INFORMATION REQUIRED FOR REGISTRATION OF TRANSFER
Transferee is a(n):
Individual* Corporation
Partnership Trust
*If the Note is to be registered in the names of multiple individual owners, the names of
all such owners and one address and social security number must be provided.
The following abbreviations, when used in the inscription on the face of this Note,
shall be construed as though written out in full according to applicable laws or
regulations:
TEN COM - as tenants in common
TEN ENT - as tenants by the entireties
JT TEN - as joint tenants with rights of survivorship and not as tenants in common
IA UNIF TRANS MN ACT - Custodian
(Cust) (Minor)
Under Iowa Uniform Transfers to Minors Act
(State)
ADDITIONAL ABBREVIATIONS MAY BE ALSO
USED THOUGH NOT IN THE ABOVE LIST
Section 14. Contract Between Issuer and Purchaser. This Resolution shall
constitute a contract between said City and the purchaser of the Notes.
Section 15. Non - Arbitrage Covenants. The Issuer reasonably expects and
covenants that no use will be made of the proceeds from the issuance and sale of the
Notes issued hereunder which will cause any of the Notes to be classified as arbitrage
notes within the meaning of Sections 148(a) and (b) of the Internal Revenue Code of the
United States, as amended, and that throughout the term of the Notes it will comply with
the requirements of statutes and regulations issued thereunder.

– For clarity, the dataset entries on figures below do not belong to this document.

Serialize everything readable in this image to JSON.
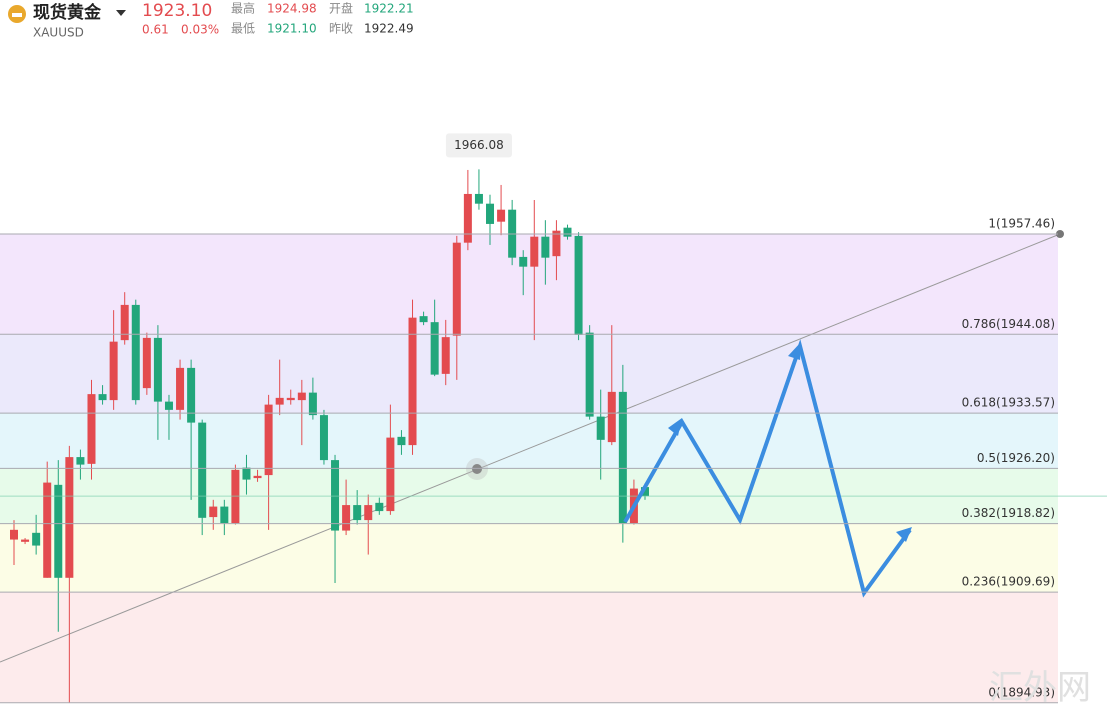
{
  "header": {
    "name": "现货黄金",
    "code": "XAUUSD",
    "price": "1923.10",
    "change": "0.61",
    "change_pct": "0.03%",
    "stats": [
      {
        "label": "最高",
        "value": "1924.98"
      },
      {
        "label": "开盘",
        "value": "1922.21"
      },
      {
        "label": "最低",
        "value": "1921.10"
      },
      {
        "label": "昨收",
        "value": "1922.49"
      }
    ]
  },
  "watermark": "汇外网",
  "chart_data": {
    "type": "candlestick",
    "ylim": [
      1892.5,
      1982.0
    ],
    "up_color": "#e34b4f",
    "down_color": "#22a67b",
    "open": [
      1916.7,
      1916.4,
      1917.6,
      1911.6,
      1924.0,
      1911.6,
      1927.7,
      1926.8,
      1936.1,
      1935.3,
      1943.3,
      1948.0,
      1936.9,
      1943.6,
      1935.1,
      1934.0,
      1939.6,
      1932.3,
      1919.7,
      1921.1,
      1918.9,
      1926.3,
      1924.9,
      1925.3,
      1934.7,
      1935.3,
      1935.3,
      1936.3,
      1933.3,
      1927.3,
      1917.9,
      1921.3,
      1919.3,
      1921.6,
      1920.5,
      1930.4,
      1929.3,
      1946.5,
      1945.7,
      1938.8,
      1943.9,
      1956.3,
      1962.8,
      1961.5,
      1959.1,
      1960.7,
      1954.4,
      1953.1,
      1957.1,
      1954.5,
      1958.3,
      1957.2,
      1944.3,
      1933.1,
      1929.7,
      1936.4,
      1918.9,
      1923.7
    ],
    "high": [
      1919.3,
      1916.9,
      1920.0,
      1927.1,
      1927.3,
      1929.2,
      1928.7,
      1938.0,
      1937.3,
      1947.3,
      1949.7,
      1948.7,
      1944.3,
      1945.3,
      1936.0,
      1940.7,
      1940.7,
      1932.7,
      1922.0,
      1922.0,
      1926.7,
      1928.0,
      1926.0,
      1936.0,
      1940.7,
      1936.7,
      1938.0,
      1938.3,
      1934.0,
      1928.0,
      1924.7,
      1923.3,
      1922.7,
      1922.3,
      1934.7,
      1931.3,
      1948.7,
      1947.1,
      1948.7,
      1946.0,
      1957.2,
      1966.0,
      1966.08,
      1962.7,
      1964.0,
      1962.0,
      1955.3,
      1962.0,
      1959.3,
      1959.3,
      1958.7,
      1957.7,
      1945.3,
      1936.7,
      1945.3,
      1940.0,
      1924.7,
      1924.2
    ],
    "low": [
      1913.3,
      1916.1,
      1914.7,
      1911.6,
      1904.4,
      1894.93,
      1924.7,
      1924.7,
      1934.7,
      1934.0,
      1942.7,
      1934.7,
      1936.0,
      1930.0,
      1930.0,
      1932.7,
      1922.0,
      1917.3,
      1918.0,
      1917.3,
      1918.7,
      1922.7,
      1924.4,
      1918.0,
      1933.3,
      1934.7,
      1929.3,
      1932.7,
      1926.7,
      1910.9,
      1917.3,
      1918.7,
      1914.7,
      1920.0,
      1920.0,
      1928.0,
      1928.0,
      1945.3,
      1938.5,
      1937.3,
      1938.0,
      1955.3,
      1960.7,
      1956.0,
      1957.3,
      1953.3,
      1949.3,
      1943.3,
      1950.7,
      1951.3,
      1956.7,
      1943.3,
      1932.7,
      1924.7,
      1929.3,
      1916.3,
      1918.7,
      1922.0
    ],
    "close": [
      1918.0,
      1916.7,
      1915.9,
      1924.3,
      1911.6,
      1927.7,
      1926.7,
      1936.1,
      1935.3,
      1943.1,
      1948.0,
      1935.3,
      1943.6,
      1935.1,
      1934.0,
      1939.6,
      1932.3,
      1919.6,
      1921.1,
      1918.9,
      1926.0,
      1924.7,
      1925.2,
      1934.7,
      1935.6,
      1935.6,
      1936.3,
      1933.3,
      1927.3,
      1917.9,
      1921.3,
      1919.3,
      1921.3,
      1920.5,
      1930.3,
      1929.3,
      1946.3,
      1945.7,
      1938.7,
      1943.7,
      1956.3,
      1962.8,
      1961.5,
      1958.8,
      1960.7,
      1954.3,
      1953.1,
      1957.1,
      1954.3,
      1957.9,
      1957.1,
      1944.0,
      1933.1,
      1930.0,
      1936.4,
      1918.9,
      1923.5,
      1922.5
    ],
    "max_label": {
      "index": 42,
      "value": 1966.08,
      "label": "1966.08"
    },
    "fib_levels": [
      {
        "value": 1957.46,
        "label": "1(1957.46)",
        "color": "#f3e6fc"
      },
      {
        "value": 1944.08,
        "label": "0.786(1944.08)",
        "color": "#ebe9fb"
      },
      {
        "value": 1933.57,
        "label": "0.618(1933.57)",
        "color": "#e4f6fb"
      },
      {
        "value": 1926.2,
        "label": "0.5(1926.20)",
        "color": "#e7fbea"
      },
      {
        "value": 1918.82,
        "label": "0.382(1918.82)",
        "color": "#fcfde6"
      },
      {
        "value": 1909.69,
        "label": "0.236(1909.69)",
        "color": "#fdebec"
      },
      {
        "value": 1894.93,
        "label": "0(1894.93)"
      }
    ]
  }
}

To the best knowledge and belief of the Issuer, there are no facts or circumstances
that would materially change the foregoing statements or the conclusion that it is not
expected that the proceeds of the Notes will be used in a manner that would cause the
Notes to be arbitrage notes. Without limiting the generality of the foregoing, the Issuer
hereby agrees to comply with the provisions of the Tax Exemption Certificate and the
provisions of the Tax Exemption Certificate are hereby incorporated by reference as part
of this Resolution. The Treasurer is hereby directed to make and insert all calculations
and determinations necessary to complete the Tax Exemption Certificate in all respects
and to execute and deliver the Tax Exemption Certificate at issuance of the Notes to
certify as to the reasonable expectations and covenants of the Issuer at that date.